Dans quels secteurs ont été consentis les investissements les plus importants en 2023 ?
M.G. : Durant l’année écoulée, nous avons principalement axé nos efforts financiers sur la transformation numérique ainsi que sur le renforcement de notre réseau électrique. Nos investissements dans le réseau devraient s’intensifier à l’avenir, en raison de la croissance de la demande en électricité observée d’année en année. À cela viendront peut-être s’ajouter les développements futurs dans l’hydrogène. À ce jour, il n’est pas encore certain que la gestion du réseau de transport d’hydrogène nous soit confiée. Néanmoins, des études préliminaires ont été menées pour évaluer les investissements nécessaires et il est indéniable que leur ampleur serait significative.
Un des chantiers emblématiques de la consolidation du réseau électrique de Creos est le projet 380 qui vise à construire une nouvelle ligne électrique à très haute tension entre Aach en Allemagne et Bertrange en passant par Bofferdange. Pourriez-vous préciser les phases actuellement en progression ?

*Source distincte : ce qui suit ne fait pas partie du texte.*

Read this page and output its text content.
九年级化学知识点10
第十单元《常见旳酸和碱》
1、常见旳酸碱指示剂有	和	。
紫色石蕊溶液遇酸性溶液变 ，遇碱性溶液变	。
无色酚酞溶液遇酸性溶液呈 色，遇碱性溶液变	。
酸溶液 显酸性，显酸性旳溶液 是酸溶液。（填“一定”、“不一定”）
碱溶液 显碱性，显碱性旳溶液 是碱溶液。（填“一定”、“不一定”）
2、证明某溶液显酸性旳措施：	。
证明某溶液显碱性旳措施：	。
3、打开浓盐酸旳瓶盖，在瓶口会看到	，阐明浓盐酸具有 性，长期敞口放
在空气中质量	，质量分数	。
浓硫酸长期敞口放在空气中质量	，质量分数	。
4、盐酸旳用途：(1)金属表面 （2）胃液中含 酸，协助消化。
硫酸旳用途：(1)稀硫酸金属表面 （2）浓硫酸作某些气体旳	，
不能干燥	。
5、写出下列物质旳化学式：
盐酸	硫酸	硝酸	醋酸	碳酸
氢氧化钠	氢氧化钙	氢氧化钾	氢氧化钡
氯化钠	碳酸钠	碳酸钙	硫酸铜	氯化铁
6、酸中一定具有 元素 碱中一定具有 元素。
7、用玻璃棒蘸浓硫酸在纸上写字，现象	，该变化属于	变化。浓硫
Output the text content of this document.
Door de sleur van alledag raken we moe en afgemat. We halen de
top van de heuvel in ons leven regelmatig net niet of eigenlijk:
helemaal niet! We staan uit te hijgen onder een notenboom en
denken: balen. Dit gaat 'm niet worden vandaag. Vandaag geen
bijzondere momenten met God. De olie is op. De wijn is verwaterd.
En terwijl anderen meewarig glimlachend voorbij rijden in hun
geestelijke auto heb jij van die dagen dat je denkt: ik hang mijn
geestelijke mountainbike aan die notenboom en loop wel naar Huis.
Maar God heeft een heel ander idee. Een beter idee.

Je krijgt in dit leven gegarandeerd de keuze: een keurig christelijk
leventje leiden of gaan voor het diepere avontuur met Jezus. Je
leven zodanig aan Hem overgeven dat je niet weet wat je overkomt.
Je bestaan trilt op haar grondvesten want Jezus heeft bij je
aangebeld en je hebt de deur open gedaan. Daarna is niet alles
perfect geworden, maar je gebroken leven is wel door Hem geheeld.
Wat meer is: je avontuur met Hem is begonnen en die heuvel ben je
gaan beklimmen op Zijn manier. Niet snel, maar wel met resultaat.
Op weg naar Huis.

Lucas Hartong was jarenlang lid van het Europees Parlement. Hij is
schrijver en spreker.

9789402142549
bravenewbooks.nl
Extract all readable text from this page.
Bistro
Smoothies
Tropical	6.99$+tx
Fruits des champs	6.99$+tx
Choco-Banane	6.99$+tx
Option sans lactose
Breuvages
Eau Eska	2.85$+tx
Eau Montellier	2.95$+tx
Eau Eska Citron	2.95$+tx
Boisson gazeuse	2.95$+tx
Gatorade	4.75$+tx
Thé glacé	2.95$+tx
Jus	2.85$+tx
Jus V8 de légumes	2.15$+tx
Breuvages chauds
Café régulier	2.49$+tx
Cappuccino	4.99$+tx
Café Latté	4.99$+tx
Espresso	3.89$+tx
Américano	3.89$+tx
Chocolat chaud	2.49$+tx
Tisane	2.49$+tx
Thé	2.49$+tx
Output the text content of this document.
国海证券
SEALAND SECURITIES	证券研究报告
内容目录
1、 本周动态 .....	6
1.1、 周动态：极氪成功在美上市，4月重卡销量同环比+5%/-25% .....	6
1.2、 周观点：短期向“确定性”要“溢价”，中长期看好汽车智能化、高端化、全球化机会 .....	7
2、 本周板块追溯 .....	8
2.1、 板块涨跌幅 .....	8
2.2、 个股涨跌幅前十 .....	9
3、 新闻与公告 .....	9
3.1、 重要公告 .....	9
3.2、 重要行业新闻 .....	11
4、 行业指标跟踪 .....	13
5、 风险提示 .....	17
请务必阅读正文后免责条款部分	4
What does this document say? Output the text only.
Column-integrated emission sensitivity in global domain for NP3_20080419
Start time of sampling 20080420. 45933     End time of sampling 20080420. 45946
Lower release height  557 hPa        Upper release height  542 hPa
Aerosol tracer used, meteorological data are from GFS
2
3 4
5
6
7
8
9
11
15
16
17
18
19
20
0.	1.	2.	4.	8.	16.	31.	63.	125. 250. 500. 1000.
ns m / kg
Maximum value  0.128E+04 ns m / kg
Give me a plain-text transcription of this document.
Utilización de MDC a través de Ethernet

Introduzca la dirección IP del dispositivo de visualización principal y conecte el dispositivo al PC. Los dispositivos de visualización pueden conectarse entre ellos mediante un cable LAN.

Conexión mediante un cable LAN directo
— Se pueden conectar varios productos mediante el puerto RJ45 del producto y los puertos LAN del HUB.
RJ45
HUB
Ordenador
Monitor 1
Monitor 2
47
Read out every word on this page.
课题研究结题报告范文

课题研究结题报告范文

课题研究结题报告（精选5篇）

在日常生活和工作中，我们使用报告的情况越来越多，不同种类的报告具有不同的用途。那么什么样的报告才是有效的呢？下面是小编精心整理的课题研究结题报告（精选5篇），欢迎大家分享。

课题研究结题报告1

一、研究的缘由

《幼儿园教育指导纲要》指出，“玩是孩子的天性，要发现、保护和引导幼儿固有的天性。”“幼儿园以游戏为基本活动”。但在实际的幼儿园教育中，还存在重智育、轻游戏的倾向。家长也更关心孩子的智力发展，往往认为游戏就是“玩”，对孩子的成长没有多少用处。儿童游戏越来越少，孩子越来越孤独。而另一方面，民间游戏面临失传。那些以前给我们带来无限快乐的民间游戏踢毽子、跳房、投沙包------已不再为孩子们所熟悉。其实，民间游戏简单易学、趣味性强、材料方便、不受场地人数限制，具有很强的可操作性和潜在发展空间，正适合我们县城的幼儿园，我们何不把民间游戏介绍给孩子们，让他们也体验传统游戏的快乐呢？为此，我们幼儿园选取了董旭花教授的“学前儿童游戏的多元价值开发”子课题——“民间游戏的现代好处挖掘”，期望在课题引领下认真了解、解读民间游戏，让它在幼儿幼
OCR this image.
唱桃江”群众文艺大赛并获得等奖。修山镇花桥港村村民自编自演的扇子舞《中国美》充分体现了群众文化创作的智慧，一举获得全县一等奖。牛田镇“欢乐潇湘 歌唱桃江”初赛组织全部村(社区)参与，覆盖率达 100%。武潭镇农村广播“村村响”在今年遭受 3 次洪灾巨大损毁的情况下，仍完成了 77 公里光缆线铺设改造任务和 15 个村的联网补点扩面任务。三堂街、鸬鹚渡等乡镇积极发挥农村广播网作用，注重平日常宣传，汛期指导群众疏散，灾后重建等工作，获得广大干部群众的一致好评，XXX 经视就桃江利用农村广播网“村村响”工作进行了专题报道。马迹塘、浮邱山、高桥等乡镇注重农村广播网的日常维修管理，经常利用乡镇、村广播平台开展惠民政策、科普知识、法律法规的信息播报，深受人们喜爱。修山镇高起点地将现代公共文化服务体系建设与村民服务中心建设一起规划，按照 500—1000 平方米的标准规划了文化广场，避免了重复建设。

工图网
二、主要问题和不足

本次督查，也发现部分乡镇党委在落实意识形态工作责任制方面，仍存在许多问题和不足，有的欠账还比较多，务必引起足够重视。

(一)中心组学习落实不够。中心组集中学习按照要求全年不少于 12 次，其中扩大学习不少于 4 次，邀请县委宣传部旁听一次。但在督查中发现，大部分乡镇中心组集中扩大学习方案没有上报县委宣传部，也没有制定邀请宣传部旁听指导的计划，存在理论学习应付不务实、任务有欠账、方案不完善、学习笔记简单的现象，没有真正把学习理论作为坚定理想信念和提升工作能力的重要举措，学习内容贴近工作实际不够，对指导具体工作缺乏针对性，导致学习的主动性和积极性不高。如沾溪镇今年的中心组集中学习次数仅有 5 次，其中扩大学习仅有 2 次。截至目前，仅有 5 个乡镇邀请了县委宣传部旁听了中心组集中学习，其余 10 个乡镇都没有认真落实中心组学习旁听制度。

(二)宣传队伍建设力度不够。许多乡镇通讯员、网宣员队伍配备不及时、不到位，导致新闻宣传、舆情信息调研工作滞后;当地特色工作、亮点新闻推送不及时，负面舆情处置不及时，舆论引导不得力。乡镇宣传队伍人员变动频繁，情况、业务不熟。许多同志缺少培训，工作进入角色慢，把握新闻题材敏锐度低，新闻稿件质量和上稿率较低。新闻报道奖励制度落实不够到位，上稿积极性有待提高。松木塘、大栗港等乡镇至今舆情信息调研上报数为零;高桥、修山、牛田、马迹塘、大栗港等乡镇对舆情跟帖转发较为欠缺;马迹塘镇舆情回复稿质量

L.Z. : En 2023, nous avons complété et précisé certains points du dossier d’évaluation des incidences sur l’environnement suite aux commentaires émis par les communes concernées et le ministère de l’Environnement. Au moment où je vous parle, les points révisés ont été présentés aux communes. Vont suivre à présent la consultation publique, puis l’avis du ministère de l’Environnement sur les options proposées et enfin les autorisations administratives. Dans l’intervalle, nous allons déjà préparer les appels d’offres pour les travaux préliminaires et entamer les démarches initiales, incluant notamment la négociation d’accès aux chantiers et l’acquisition de terrains pour l’installation des pylônes. Notre objectif est de mettre la ligne en service en 2028.
Creos a déployé le réseau de bornes de recharge pour voitures électriques Chargy et SuperChargy. Qui va prendre en charge à l’avenir la gestion de ce réseau ?
M.G : Creos a placé près de 700 bornes Chargy et 60 bornes SuperChargy. À présent que nous avons atteint l’objectif fixé par le gouvernement, nous avons l’obligation légale de vendre ce réseau. Nous allons lancer un appel d’offres public en étroite collaboration avec le ministère de l’Économie qui devra accorder une concession au prochain propriétaire. Aucune date précise n’a encore été fixée, mais la vente devra être clôturée cette année.